‘Ah, yes; Almoon. Your husband’s writer does not form his letters well.’

The woman pays two more metaleeks.

Some time later she returns again. The intelligent man of letters recognises her this time, and employs his trained memory.

‘“Most beloved of my wives,”’ he begins, ‘“I hope you are well. I am——”’

‘Effendi,’ the woman interrupts, ‘this letter, I think, is from my sister.’

‘Ah, you should have told me!’

Another hole in the wall, the keeper clinking coin—no doubt as to his race, he deals in money. He charges a piastre (twopence) for changing a lira, but silver coins are bought by him at current value. In Turkey a gold piece seems to have no fixed value; but actually it is the price of silver that varies. In Constantinople a pound Turkish is worth 103 piastres, in Salonica only 101, but in Uskub it brings 105, and in Monastir 107 or 108. Obviously the thing to do is to buy silver coin in Monastir and sell it in Salonica. Imagine getting twenty-three shillings in change for a pound in Liverpool, twenty-two in Manchester, and twenty in London!

Over the opening of a larger booth bunches of blood-coloured skull-caps hang by long black or blue tassels a foot or more in length, resembling at no great distance the scalps and scalp-locks of Red Indians. White Albanian caps and Turkish fezzes are also on sale, and a row of heavy brass blocks, like closed mouth of cannon, line the front of this formidable-looking shop. These last are presses for fezzes, which are put in shape for two metaleeks.

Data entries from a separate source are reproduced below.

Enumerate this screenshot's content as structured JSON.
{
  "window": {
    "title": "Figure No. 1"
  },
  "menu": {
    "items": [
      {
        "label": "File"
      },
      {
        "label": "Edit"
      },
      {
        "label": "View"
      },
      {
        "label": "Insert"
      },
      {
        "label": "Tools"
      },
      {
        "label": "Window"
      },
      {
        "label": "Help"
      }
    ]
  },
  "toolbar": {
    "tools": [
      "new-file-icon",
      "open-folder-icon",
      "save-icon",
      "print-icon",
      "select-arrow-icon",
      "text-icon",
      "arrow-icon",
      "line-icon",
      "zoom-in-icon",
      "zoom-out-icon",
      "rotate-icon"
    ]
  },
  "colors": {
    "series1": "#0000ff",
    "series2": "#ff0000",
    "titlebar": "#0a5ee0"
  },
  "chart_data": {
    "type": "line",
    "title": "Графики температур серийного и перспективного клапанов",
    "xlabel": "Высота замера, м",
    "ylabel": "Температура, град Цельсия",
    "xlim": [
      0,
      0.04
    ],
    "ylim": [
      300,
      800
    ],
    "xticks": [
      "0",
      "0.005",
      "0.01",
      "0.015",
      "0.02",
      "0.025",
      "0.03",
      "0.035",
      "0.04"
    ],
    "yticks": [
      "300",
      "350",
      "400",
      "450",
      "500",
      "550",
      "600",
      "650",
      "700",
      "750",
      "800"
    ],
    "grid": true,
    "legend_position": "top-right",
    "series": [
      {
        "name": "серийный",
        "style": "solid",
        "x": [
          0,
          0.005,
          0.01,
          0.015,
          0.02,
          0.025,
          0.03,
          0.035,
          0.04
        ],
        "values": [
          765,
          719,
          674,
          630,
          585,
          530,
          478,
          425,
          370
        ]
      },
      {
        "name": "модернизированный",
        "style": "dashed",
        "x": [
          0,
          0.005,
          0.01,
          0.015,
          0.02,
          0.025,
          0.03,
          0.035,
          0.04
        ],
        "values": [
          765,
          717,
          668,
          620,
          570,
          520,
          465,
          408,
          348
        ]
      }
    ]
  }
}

Lemonade booths, faced with rows of huge bottles containing green, red, and yellow drinks—limes, blood oranges, and lemons corking the respective bottles—and other permanent shops line the hill road and flank the covered bazaars. But the real fair is held only once a week on the open space above, where the Turkish garrison performs its silent target practice.

Tuesday is the market day in Uskub, and the scene behind the ancient fortress above the Vardar, in view of the surrounding country for many miles, is alone worth going to Turkey to see. The vast hilltop is littered with native goods for sale or exchange, and crowded with men and women in gay and gruesome garbs. Albanian shepherds and their lean dogs mind flocks of fat-tailed sheep, their spectral wives, in faded ghost gowns, sit selling hand-worked waistcoats of gaudy hue; Christian peasants who have come afoot or on asses or driving primitive ox-carts, display all sorts of country commodities, from new grain to ice (in the summer time) from the white peaks in the distance; Turks have a little rough lumber (there is not much in Macedonia); and Turkish soldiers, among the most ragged men in the concourse, dispose of horses, old boots, hunks of bread, gathered—who knows how? Tziganes are always on the horse market. A photograph shows a bargain being made, a third man, a Turk, swearing a Bulgarian and a gypsy to an exchange of cows.